Department of Neurobiology & Developmental Sciences, University of Arkansas for Medical Sciences, Little Rock, AR, USA.
Immunometabolism (Cobham). 2022 Aug 5;4(3):e00003. doi: 10.1097/IN9.0000000000000003. eCollection 2022 Jul.
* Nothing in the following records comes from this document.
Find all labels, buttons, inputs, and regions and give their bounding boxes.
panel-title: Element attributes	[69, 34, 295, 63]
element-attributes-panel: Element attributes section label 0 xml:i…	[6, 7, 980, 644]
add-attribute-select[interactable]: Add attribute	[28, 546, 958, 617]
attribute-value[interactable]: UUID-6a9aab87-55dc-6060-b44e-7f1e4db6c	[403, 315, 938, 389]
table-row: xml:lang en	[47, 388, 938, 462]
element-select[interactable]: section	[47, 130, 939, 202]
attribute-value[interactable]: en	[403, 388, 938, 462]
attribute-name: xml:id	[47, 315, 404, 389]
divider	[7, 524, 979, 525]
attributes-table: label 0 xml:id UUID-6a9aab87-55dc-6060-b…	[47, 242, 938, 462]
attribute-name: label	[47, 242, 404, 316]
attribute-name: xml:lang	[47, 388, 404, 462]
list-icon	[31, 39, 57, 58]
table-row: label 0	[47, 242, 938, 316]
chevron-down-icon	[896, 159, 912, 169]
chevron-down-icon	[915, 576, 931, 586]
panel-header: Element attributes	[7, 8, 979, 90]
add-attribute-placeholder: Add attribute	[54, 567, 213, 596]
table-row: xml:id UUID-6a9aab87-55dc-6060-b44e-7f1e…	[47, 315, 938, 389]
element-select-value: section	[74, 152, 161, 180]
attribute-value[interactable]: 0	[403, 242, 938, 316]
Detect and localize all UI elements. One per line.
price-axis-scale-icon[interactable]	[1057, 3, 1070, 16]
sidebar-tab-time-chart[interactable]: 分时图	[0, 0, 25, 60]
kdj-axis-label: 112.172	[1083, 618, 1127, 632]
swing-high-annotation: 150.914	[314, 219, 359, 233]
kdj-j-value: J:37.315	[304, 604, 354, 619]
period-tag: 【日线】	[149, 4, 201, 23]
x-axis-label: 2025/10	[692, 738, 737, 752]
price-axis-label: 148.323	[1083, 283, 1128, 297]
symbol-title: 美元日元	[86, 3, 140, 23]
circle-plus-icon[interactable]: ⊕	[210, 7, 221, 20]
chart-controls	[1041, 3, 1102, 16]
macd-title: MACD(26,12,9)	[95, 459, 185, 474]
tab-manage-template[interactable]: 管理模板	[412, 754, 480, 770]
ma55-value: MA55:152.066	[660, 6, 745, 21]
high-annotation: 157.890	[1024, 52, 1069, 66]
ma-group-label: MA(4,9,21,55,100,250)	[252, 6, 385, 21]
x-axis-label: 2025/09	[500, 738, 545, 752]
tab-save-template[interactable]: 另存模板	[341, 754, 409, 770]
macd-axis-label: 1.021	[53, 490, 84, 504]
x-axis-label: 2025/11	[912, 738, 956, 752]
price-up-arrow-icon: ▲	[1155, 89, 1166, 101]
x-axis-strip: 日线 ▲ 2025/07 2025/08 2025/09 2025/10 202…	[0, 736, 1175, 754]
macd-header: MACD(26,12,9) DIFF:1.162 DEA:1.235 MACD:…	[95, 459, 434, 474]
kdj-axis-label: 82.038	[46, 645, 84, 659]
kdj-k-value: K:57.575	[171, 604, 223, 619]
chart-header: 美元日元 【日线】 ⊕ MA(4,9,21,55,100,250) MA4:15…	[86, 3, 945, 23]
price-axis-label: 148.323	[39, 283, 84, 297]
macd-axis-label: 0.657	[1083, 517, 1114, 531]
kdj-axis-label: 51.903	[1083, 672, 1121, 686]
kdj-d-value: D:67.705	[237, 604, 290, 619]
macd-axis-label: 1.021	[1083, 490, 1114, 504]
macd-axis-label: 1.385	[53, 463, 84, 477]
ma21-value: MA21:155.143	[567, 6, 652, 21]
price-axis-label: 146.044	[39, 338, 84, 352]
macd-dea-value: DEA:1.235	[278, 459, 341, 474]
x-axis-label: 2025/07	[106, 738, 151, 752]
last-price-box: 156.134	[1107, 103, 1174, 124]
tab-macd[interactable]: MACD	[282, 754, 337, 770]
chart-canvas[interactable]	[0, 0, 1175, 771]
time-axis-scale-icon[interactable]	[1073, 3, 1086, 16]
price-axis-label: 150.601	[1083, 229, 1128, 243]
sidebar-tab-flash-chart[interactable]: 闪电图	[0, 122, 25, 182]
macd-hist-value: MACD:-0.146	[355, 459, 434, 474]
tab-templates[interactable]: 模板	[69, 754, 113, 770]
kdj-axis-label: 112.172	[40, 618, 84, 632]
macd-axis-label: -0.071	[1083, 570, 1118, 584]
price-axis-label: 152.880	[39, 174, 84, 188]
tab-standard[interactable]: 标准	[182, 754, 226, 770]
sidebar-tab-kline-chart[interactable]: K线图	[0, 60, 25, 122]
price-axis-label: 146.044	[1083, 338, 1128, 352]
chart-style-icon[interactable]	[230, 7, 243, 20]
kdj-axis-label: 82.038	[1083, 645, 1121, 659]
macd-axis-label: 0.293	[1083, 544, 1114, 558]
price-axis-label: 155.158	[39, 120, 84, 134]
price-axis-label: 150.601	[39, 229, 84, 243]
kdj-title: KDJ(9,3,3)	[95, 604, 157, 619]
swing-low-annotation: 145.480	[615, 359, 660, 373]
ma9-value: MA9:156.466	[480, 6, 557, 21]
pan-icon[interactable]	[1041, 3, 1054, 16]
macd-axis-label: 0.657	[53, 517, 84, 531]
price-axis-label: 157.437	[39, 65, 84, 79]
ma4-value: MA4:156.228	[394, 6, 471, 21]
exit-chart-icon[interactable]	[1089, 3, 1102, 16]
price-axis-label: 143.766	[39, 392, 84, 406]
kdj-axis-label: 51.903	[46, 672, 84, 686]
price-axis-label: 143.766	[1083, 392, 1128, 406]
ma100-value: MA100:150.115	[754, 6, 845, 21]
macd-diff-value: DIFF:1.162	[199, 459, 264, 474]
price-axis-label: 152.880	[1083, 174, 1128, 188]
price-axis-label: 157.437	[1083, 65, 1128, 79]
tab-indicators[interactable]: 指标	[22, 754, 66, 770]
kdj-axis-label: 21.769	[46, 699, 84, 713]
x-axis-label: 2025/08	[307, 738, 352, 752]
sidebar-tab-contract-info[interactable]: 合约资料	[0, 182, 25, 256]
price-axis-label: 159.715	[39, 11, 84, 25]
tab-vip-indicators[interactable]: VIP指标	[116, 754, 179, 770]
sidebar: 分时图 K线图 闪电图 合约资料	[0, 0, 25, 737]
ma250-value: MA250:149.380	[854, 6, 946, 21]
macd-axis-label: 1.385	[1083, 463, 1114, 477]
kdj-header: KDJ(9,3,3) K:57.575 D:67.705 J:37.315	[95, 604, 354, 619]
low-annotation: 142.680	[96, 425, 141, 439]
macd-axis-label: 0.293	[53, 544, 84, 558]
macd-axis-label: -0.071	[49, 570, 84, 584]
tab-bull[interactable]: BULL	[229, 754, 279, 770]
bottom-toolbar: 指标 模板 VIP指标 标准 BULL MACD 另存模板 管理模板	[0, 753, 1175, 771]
A shift in the energy-metabolism balance from oxidative phosphorylation to glycolysis is observed in several phenomena, from oncogenesis to differentiation. And this shift is not merely an indicator of the phenotypic change-an increase in glucose delivery often drives the adaption. At first blush, it seems that any route of entry should be equivalent, as long as sufficient quantities are supplied. However, an extensive study comparing the Th17 and Th1 subtypes of T cells now suggests that similar glucose transporters may not be interchangeable. Manipulation of individual transporters, or the downstream metabolites of their substrates, may afford dampening of autoimmunity potential with some degree of precision.
从肿瘤发生到细胞分化等多种现象中,都观察到能量代谢平衡从氧化磷酸化向糖酵解的转变。而且这种转变不仅仅是表型变化的一个指标——葡萄糖供应的增加往往会驱动这种适应性变化。乍一看,似乎只要供应足够的量,任何进入途径都应该是等效的。然而,一项比较T细胞的Th17和Th1亚型的广泛研究现在表明,相似的葡萄糖转运蛋白可能并非可互换的。对单个转运蛋白或其底物的下游代谢产物进行操控,可能会在一定程度上精准地抑制自身免疫潜能。